We're All Going...

Entry by: Horace

15th April 2021
We rode the rickety bus together, side by side; eager for the journey ahead, all the while marvelling at the unseasonably warm weather, as sultry and humid as our fledgling love. My body conscious of the heat from your thigh pressed against mine, even through the flimsy fabric of my skirt, lighting a fire in me as if two sticks of timber had been rubbed together to coax a spark.

Dust particles bobbed and danced in the sunbeams glancing through the window as if putting on a show for our entertainment. The road beyond, cutting a ribbon through the swathes of purple heather carpeting the moor. So wrapped up in each other, we paid little attention to the other passengers aboard, only dimly aware of new people settling into their seats and others shuffling down the aisle to alight at various pauses along the way, the engine noisily idling as it trundled to a stop.

Occasionally, we’d encounter a pothole along the way, bouncing us almost out of our seats. Each time you’d wink as if to say, “ we made it!”, and our expedition would continue in companionable silence. Outside the torpidity in the air pressed down, unabated. Flying ants, wooed by the brewing tempest, crawled out of the dry earth and whirled by the window like black winged harbingers of doom. A pointillism painting against a soft mauve background. No kettle of boiling water here to douse them as my Mother was wont to do when they surged through the cracks in the garden path.

Soon the cerulean skies gave way to a menacing granite grey as the first plump raindrops slapped against the window, the change in temperature making the fine hairs on your forearms stand erect like iron filings seduced by a magnet. I shivered as a sense of foreboding overcame me as quickly as the opaque sea mist rolling over the moor like a rushing wave unfolding on the shore.

At that moment the bus juddered to a halt, the sound of the hissing brakes and spray from the puddles commingling like an almighty sigh. You touched my face and kissed my cheek as you whispered, “I have to go - this is my stop.”
“But it can’t be. We both bought the same ticket.” My shocked tone belying panic and fear as I clutched at your arm, willing you to stay.
“You don’t even have a coat.”
“ I’ll be ok. Be strong and I’ll see you later.”
Then as you walked towards the doors you turned and mouthed, “I love you.”, and were gone.

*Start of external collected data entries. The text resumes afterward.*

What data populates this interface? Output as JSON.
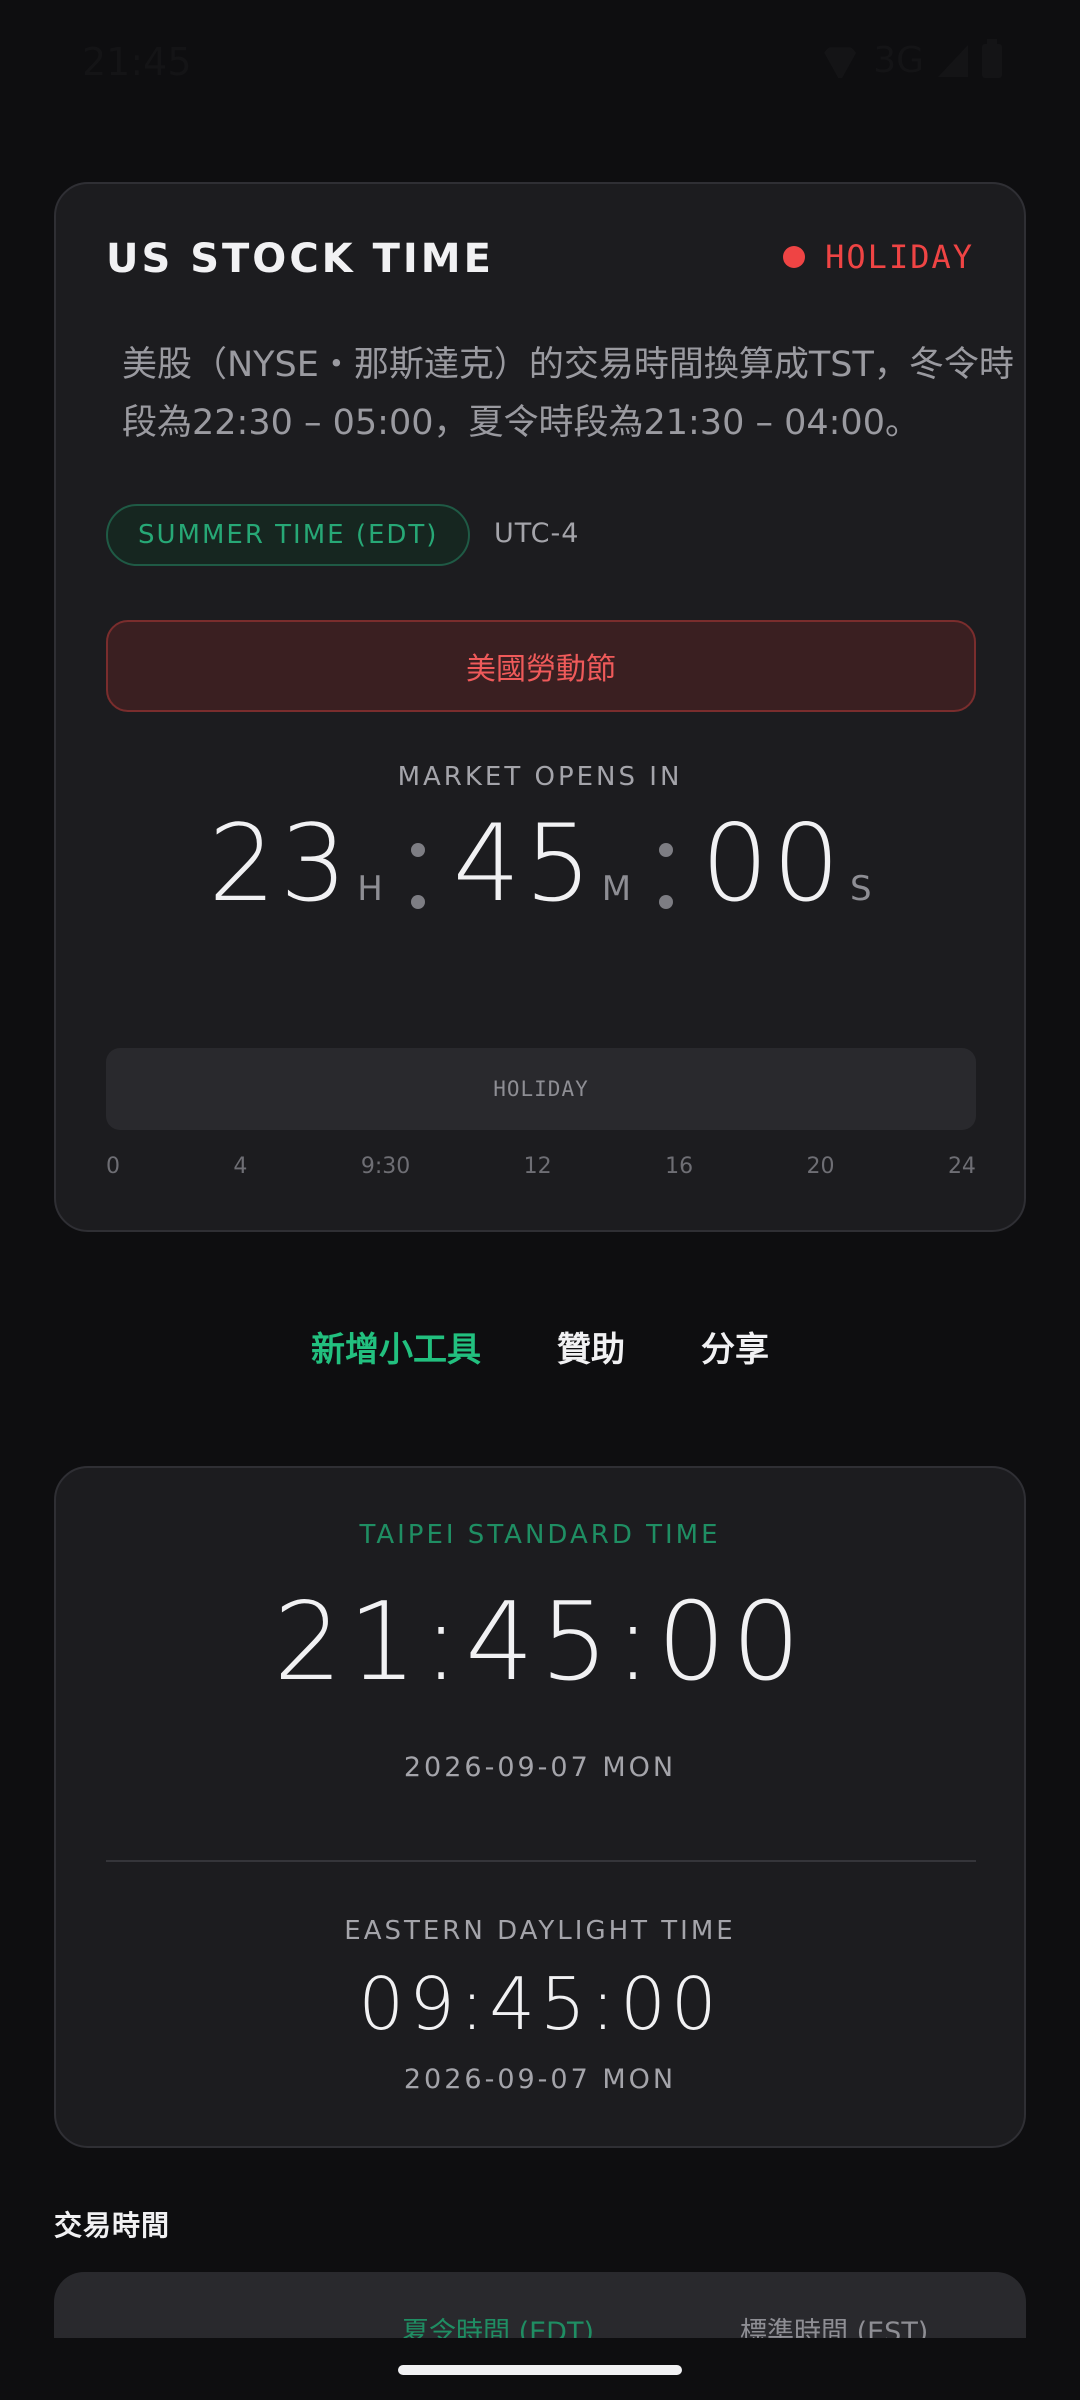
{
  "statusbar": {
    "time": "21:45",
    "network": "3G"
  },
  "stock_card": {
    "title": "US STOCK TIME",
    "status": "HOLIDAY",
    "description": "美股（NYSE・那斯達克）的交易時間換算成TST，冬令時段為22:30 – 05:00，夏令時段為21:30 – 04:00。",
    "season_pill": "SUMMER TIME (EDT)",
    "utc_offset": "UTC-4",
    "holiday_name": "美國勞動節",
    "countdown_label": "MARKET OPENS IN",
    "countdown": {
      "hours": "23",
      "hours_unit": "H",
      "minutes": "45",
      "minutes_unit": "M",
      "seconds": "00",
      "seconds_unit": "S"
    },
    "timeline_label": "HOLIDAY",
    "timeline_ticks": [
      "0",
      "4",
      "9:30",
      "12",
      "16",
      "20",
      "24"
    ]
  },
  "actions": {
    "add_widget": "新增小工具",
    "sponsor": "贊助",
    "share": "分享"
  },
  "time_card": {
    "tst_label": "TAIPEI STANDARD TIME",
    "tst_clock": "21:45:00",
    "tst_date": "2026-09-07 MON",
    "edt_label": "EASTERN DAYLIGHT TIME",
    "edt_clock": "09:45:00",
    "edt_date": "2026-09-07 MON"
  },
  "trading_hours": {
    "title": "交易時間",
    "col_summer": "夏令時間 (EDT)",
    "col_standard": "標準時間 (EST)"
  },
  "colors": {
    "accent_green": "#22c07f",
    "holiday_red": "#ef4444",
    "background": "#0e0e10",
    "card": "#1c1c1f"
  },
  "icons": [
    "wifi-icon",
    "signal-icon",
    "battery-icon",
    "status-dot-icon"
  ]
}
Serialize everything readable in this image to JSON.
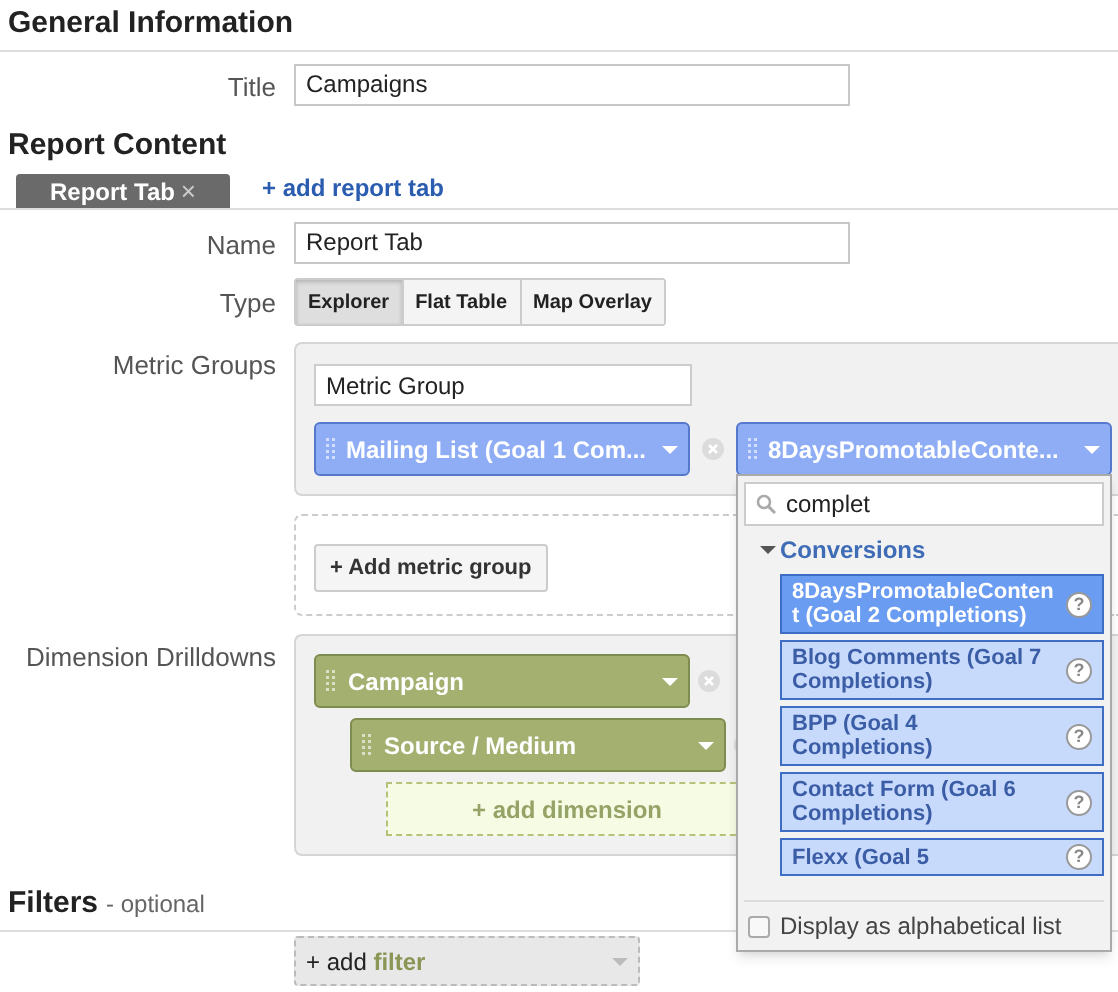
{
  "general": {
    "heading": "General Information",
    "title_label": "Title",
    "title_value": "Campaigns"
  },
  "report_content": {
    "heading": "Report Content",
    "tabs": [
      {
        "label": "Report Tab",
        "close": "×",
        "selected": true
      }
    ],
    "add_tab": "+ add report tab"
  },
  "name": {
    "label": "Name",
    "value": "Report Tab"
  },
  "type": {
    "label": "Type",
    "options": [
      {
        "label": "Explorer",
        "selected": true
      },
      {
        "label": "Flat Table",
        "selected": false
      },
      {
        "label": "Map Overlay",
        "selected": false
      }
    ]
  },
  "metric_groups": {
    "label": "Metric Groups",
    "group_name": "Metric Group",
    "metrics": [
      {
        "label": "Mailing List (Goal 1 Com..."
      },
      {
        "label": "8DaysPromotableConte..."
      }
    ],
    "add_button": "+ Add metric group"
  },
  "dropdown": {
    "search": "complet",
    "category": "Conversions",
    "items": [
      {
        "label": "8DaysPromotableContent (Goal 2 Completions)",
        "help": "?",
        "selected": true
      },
      {
        "label": "Blog Comments (Goal 7 Completions)",
        "help": "?",
        "selected": false
      },
      {
        "label": "BPP (Goal 4 Completions)",
        "help": "?",
        "selected": false
      },
      {
        "label": "Contact Form (Goal 6 Completions)",
        "help": "?",
        "selected": false
      },
      {
        "label": "Flexx (Goal 5",
        "help": "?",
        "selected": false
      }
    ],
    "alphabetical": {
      "label": "Display as alphabetical list",
      "checked": false
    }
  },
  "dimensions": {
    "label": "Dimension Drilldowns",
    "items": [
      {
        "label": "Campaign",
        "children": [
          {
            "label": "Source / Medium"
          }
        ]
      }
    ],
    "add": "+ add dimension"
  },
  "filters": {
    "heading": "Filters",
    "note": "- optional",
    "add_prefix": "+ add",
    "add_word": "filter"
  }
}
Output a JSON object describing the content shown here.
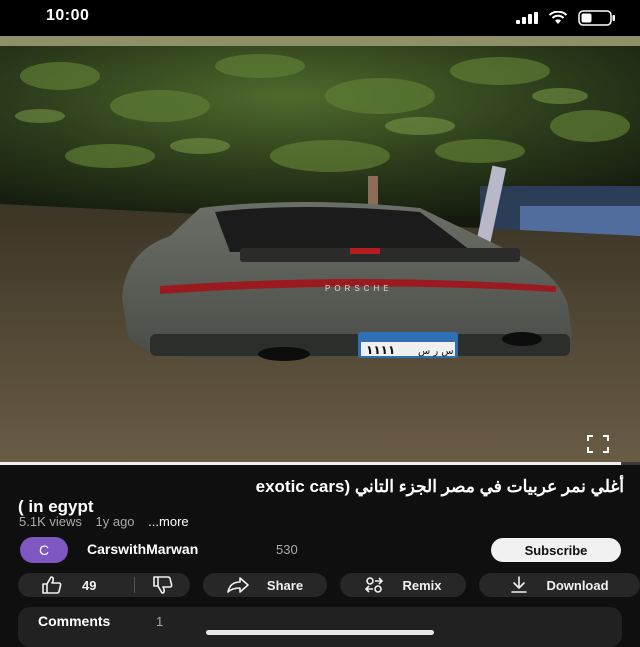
{
  "status_bar": {
    "time": "10:00"
  },
  "video": {
    "progress": 0.97
  },
  "video_info": {
    "title_line1": "أغلي نمر عربيات في مصر الجزء التاني (exotic cars",
    "title_line2": "in egypt )",
    "views": "5.1K views",
    "age": "1y ago",
    "more_label": "...more"
  },
  "channel": {
    "avatar_letter": "C",
    "name": "CarswithMarwan",
    "subscribers": "530",
    "subscribe_label": "Subscribe"
  },
  "actions": {
    "like_count": "49",
    "share_label": "Share",
    "remix_label": "Remix",
    "download_label": "Download"
  },
  "comments": {
    "label": "Comments",
    "count": "1"
  },
  "colors": {
    "background": "#0f0f0f",
    "pill": "#272727",
    "avatar": "#7e57c2"
  }
}
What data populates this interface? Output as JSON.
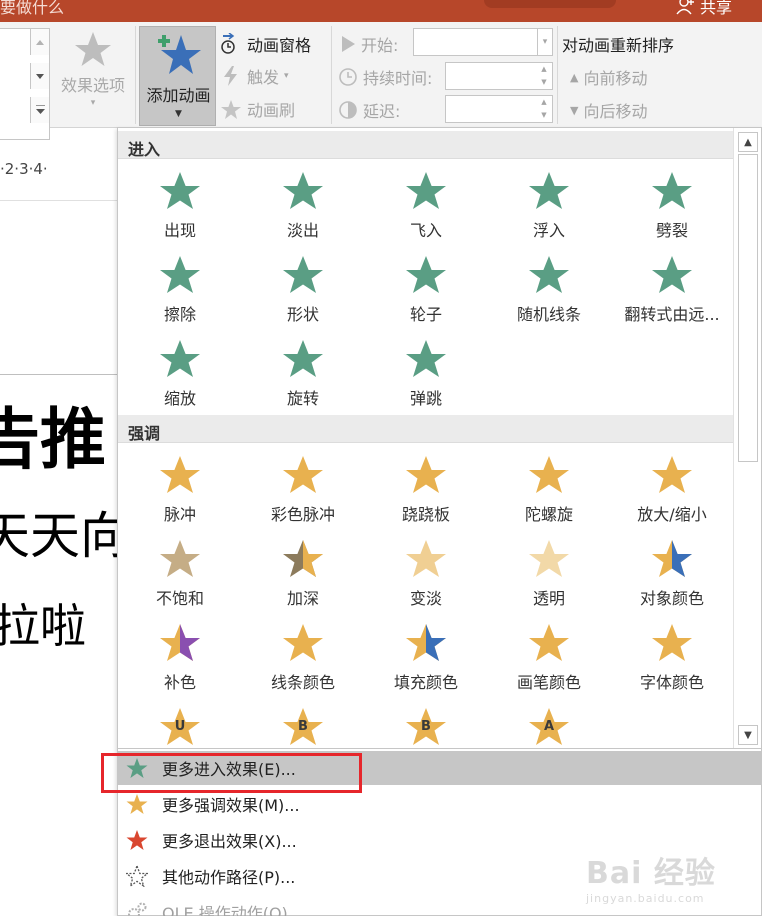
{
  "titlebar": {
    "tell_me": "要做什么",
    "share": "共享"
  },
  "ribbon": {
    "effect_options": "效果选项",
    "add_animation": "添加动画",
    "animation_pane": "动画窗格",
    "trigger": "触发",
    "animation_painter": "动画刷",
    "start_label": "开始:",
    "duration_label": "持续时间:",
    "delay_label": "延迟:",
    "reorder_title": "对动画重新排序",
    "move_earlier": "向前移动",
    "move_later": "向后移动"
  },
  "ruler": {
    "text": "·2·3·4·"
  },
  "slide": {
    "line1": "告推",
    "line2": "天天向",
    "line3": "拉啦"
  },
  "gallery": {
    "entrance_header": "进入",
    "entrance": [
      {
        "label": "出现",
        "icon": "star-appear-icon"
      },
      {
        "label": "淡出",
        "icon": "star-fade-icon"
      },
      {
        "label": "飞入",
        "icon": "star-fly-in-icon"
      },
      {
        "label": "浮入",
        "icon": "star-float-in-icon"
      },
      {
        "label": "劈裂",
        "icon": "star-split-icon"
      },
      {
        "label": "擦除",
        "icon": "star-wipe-icon"
      },
      {
        "label": "形状",
        "icon": "star-shape-icon"
      },
      {
        "label": "轮子",
        "icon": "star-wheel-icon"
      },
      {
        "label": "随机线条",
        "icon": "star-random-bars-icon"
      },
      {
        "label": "翻转式由远...",
        "icon": "star-grow-turn-icon"
      },
      {
        "label": "缩放",
        "icon": "star-zoom-icon"
      },
      {
        "label": "旋转",
        "icon": "star-swivel-icon"
      },
      {
        "label": "弹跳",
        "icon": "star-bounce-icon"
      }
    ],
    "emphasis_header": "强调",
    "emphasis": [
      {
        "label": "脉冲",
        "icon": "star-pulse-icon"
      },
      {
        "label": "彩色脉冲",
        "icon": "star-color-pulse-icon"
      },
      {
        "label": "跷跷板",
        "icon": "star-teeter-icon"
      },
      {
        "label": "陀螺旋",
        "icon": "star-spin-icon"
      },
      {
        "label": "放大/缩小",
        "icon": "star-grow-shrink-icon"
      },
      {
        "label": "不饱和",
        "icon": "star-desaturate-icon"
      },
      {
        "label": "加深",
        "icon": "star-darken-icon"
      },
      {
        "label": "变淡",
        "icon": "star-lighten-icon"
      },
      {
        "label": "透明",
        "icon": "star-transparency-icon"
      },
      {
        "label": "对象颜色",
        "icon": "star-object-color-icon"
      },
      {
        "label": "补色",
        "icon": "star-complementary-color-icon"
      },
      {
        "label": "线条颜色",
        "icon": "star-line-color-icon"
      },
      {
        "label": "填充颜色",
        "icon": "star-fill-color-icon"
      },
      {
        "label": "画笔颜色",
        "icon": "star-brush-color-icon"
      },
      {
        "label": "字体颜色",
        "icon": "star-font-color-icon"
      },
      {
        "label": "",
        "icon": "star-underline-icon",
        "glyph": "U"
      },
      {
        "label": "",
        "icon": "star-bold-flash-icon",
        "glyph": "B"
      },
      {
        "label": "",
        "icon": "star-bold-reveal-icon",
        "glyph": "B"
      },
      {
        "label": "",
        "icon": "star-wave-icon",
        "glyph": "A"
      }
    ]
  },
  "menu": [
    {
      "label": "更多进入效果(E)...",
      "icon": "green-star-icon"
    },
    {
      "label": "更多强调效果(M)...",
      "icon": "gold-star-icon"
    },
    {
      "label": "更多退出效果(X)...",
      "icon": "red-star-icon"
    },
    {
      "label": "其他动作路径(P)...",
      "icon": "outline-star-icon"
    },
    {
      "label": "OLE 操作动作(O)",
      "icon": "gears-icon"
    }
  ],
  "watermark": {
    "logo": "Bai 经验",
    "url": "jingyan.baidu.com"
  },
  "colors": {
    "accent": "#b7472a",
    "entrance_green": "#5a9e84",
    "emphasis_gold": "#e8b14f",
    "exit_red": "#d9462f",
    "highlight_box": "#e6262b"
  }
}
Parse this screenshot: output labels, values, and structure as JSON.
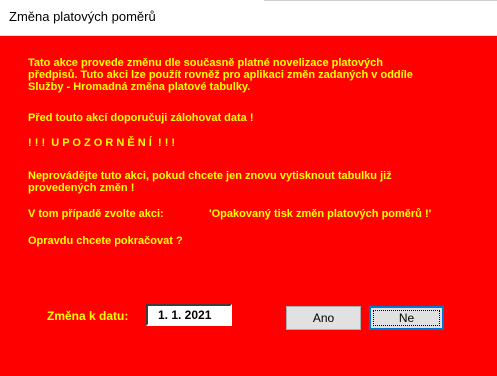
{
  "window": {
    "title": "Změna platových poměrů"
  },
  "message": {
    "paragraph1_line1": "Tato akce provede změnu dle současně platné novelizace platových",
    "paragraph1_line2": "předpisů. Tuto akci lze použít rovněž pro aplikaci změn zadaných v oddíle",
    "paragraph1_line3": "Služby - Hromadná změna platové tabulky.",
    "backup_note": "Před touto akcí doporučuji zálohovat data !",
    "warning_heading": "! ! !  U P O Z O R N Ě N Í  ! ! !",
    "paragraph2_line1": "Neprovádějte tuto akci, pokud chcete jen znovu vytisknout tabulku již",
    "paragraph2_line2": "provedených změn !",
    "alternative_prefix": "V tom případě zvolte akci:",
    "alternative_action": "'Opakovaný tisk změn platových poměrů !'",
    "confirm_question": "Opravdu chcete pokračovat ?"
  },
  "footer": {
    "date_label": "Změna k datu:",
    "date_value": "1. 1. 2021",
    "yes_label": "Ano",
    "no_label": "Ne"
  },
  "colors": {
    "background": "#ff0000",
    "text": "#ffff00",
    "focus_border": "#0078d7"
  }
}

I ran to the back of the bus and knelt on the back seat watching as you disappeared from view. A grey shape, shrinking with the distance, blurred by the mist and the salty tears rolling down my face. I cried for what seemed like seconds, minutes, hours, until I gave in to fitful sleep. Waking only when the low evening sun touched my face. The calm after the storm - cool air brushing my tear-stained cheeks. Each mile taking me both further away from, and nearer to you.

My journey carried on alone. Many years later, when my hair was white and my face etched with the furrows of life, I rode that ramshackle bus over the moors again. The driver was the same, he seemed not to have aged in the intervening decades and was still wearing his uniform of white coat and stethoscope. We smiled knowingly in acknowledgement when he said, “Next stop is yours, Miss.” Then I heard the familiar hiss of the brakes as the doors opened and you were waiting for me.